Abstract
The field of radiology is one that is rapidly evolving, with the integration of artificial intelligence (AI) and machine learning, medical devices now have the power to shape diagnosis, intervention, workflow, and patient outcomes. My two projects this past academic year closely examine this landscape from complementary perspectives: one being an STS analysis of the ever-growing complex relationship of AI-enabled radiology devices and its regulation, whilst the other technical project focused on improving needle safety, specifically for interventional radiology. These two projects together address a larger global concern, as radiology devices become more sophisticated and dependent on AI and machine learning algorithms, how will the systems that govern its design, approval, testing, and relevance keep pace with the rising clinical and ethical risks that they introduce.
STS Research Paper
My STS project dissects and evaluates whether the U.S. Food and Drug Administration’s (FDA) current regulatory framework and guidelines are sufficient enough to oversee AI-enabled radiology devices. By using Actor-Network Theory (ANT) as the primary framework and meta-analysis, the paper argues that these technologies are not just tools, but a part of a complex sociotechnical network that involves regulators, manufacturers, clinicians, patients, datasets, algorithms, approval pathways, and clinical workflows. With this framework in mind, the paper first compares FDA regulation with the European Union’s Medical Device Regulation (EU MDR) to understand the difference in oversight.
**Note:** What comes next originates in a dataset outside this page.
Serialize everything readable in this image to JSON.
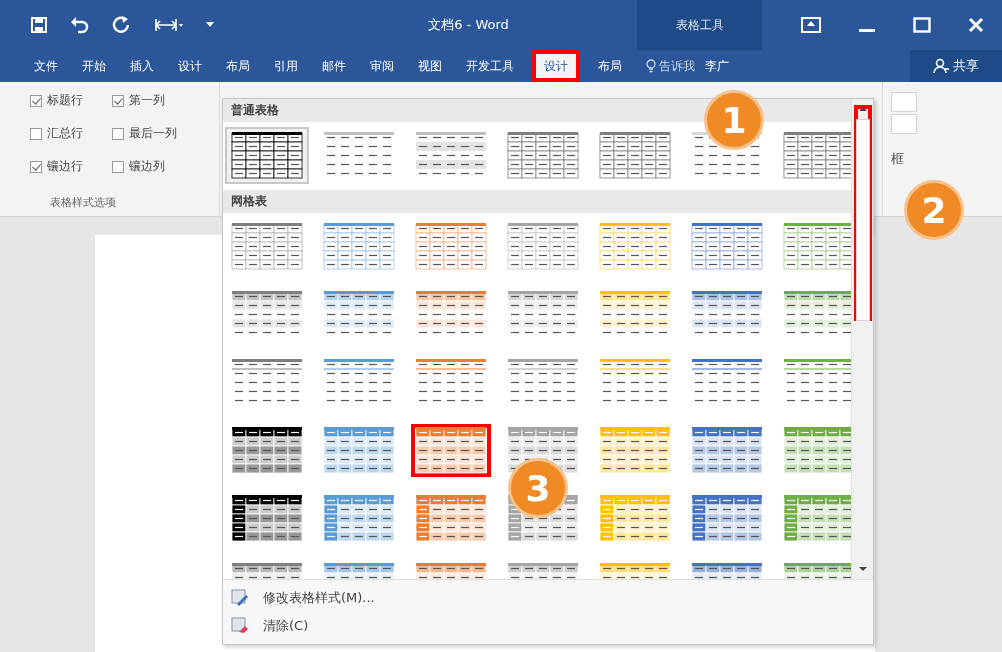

My analysis shows that the FDA’s current oversight framework, specifically with 510(k) clearance and Predetermined Change Control Plans, are suited only to previously static medical devices, rather than the adaptive evolving AI systems that are being approved today. In addition, this paper explores and highlights major concerns about AI-enabled medical devices, like post-market post-market surveillance, recall risk, algorithmic bias, limited demographic reporting, and weak transparency in validation studies. The paper, in turn, argues the need for stronger lifecycle monitoring, mandatory performance reporting, and an overall more robust oversight of post-approval changes. Within this argument and perspective, AI-enabled radiology devices are not simply just technical innovations, but are independent actors that can reshape healthcare, influence clinical decision making, reinforce disparities, and create new legal and ethical complications if regulatory systems remain outdated.
Technical Report
My technical project addresses a more specific radiology problem, the risk of needlestick injuries (NSIs) during interventional radiology (IR) procedures. IR procedures often require repeated needle withdrawal and reinsertion, as clinicians perform aspiration, tissue sampling, guidewire placements, or other image-guided interventions. The project team, myself included, developed and iterated prototype designs for a sheath-based safety system aiming to reduce NSIs whilst still preserving clinical usability and relevance. The project moved through multiple CAD iterations and first-generation 3D-printed designs, including a telescoping sheath design and a mechanical-friction attachment design. The early stages of testing focused on feasibility, the locking mechanism and structural integrity. The results of testing were promising, showing that the prototype could function as a relevant safety system, and with material refinements could improve the performance of the device. Although the team encountered design challenges related to hub compatibility and printing access, the project was able to establish a viable design and foundation for further iterations and testing with ultrasound visibility and durability assessments.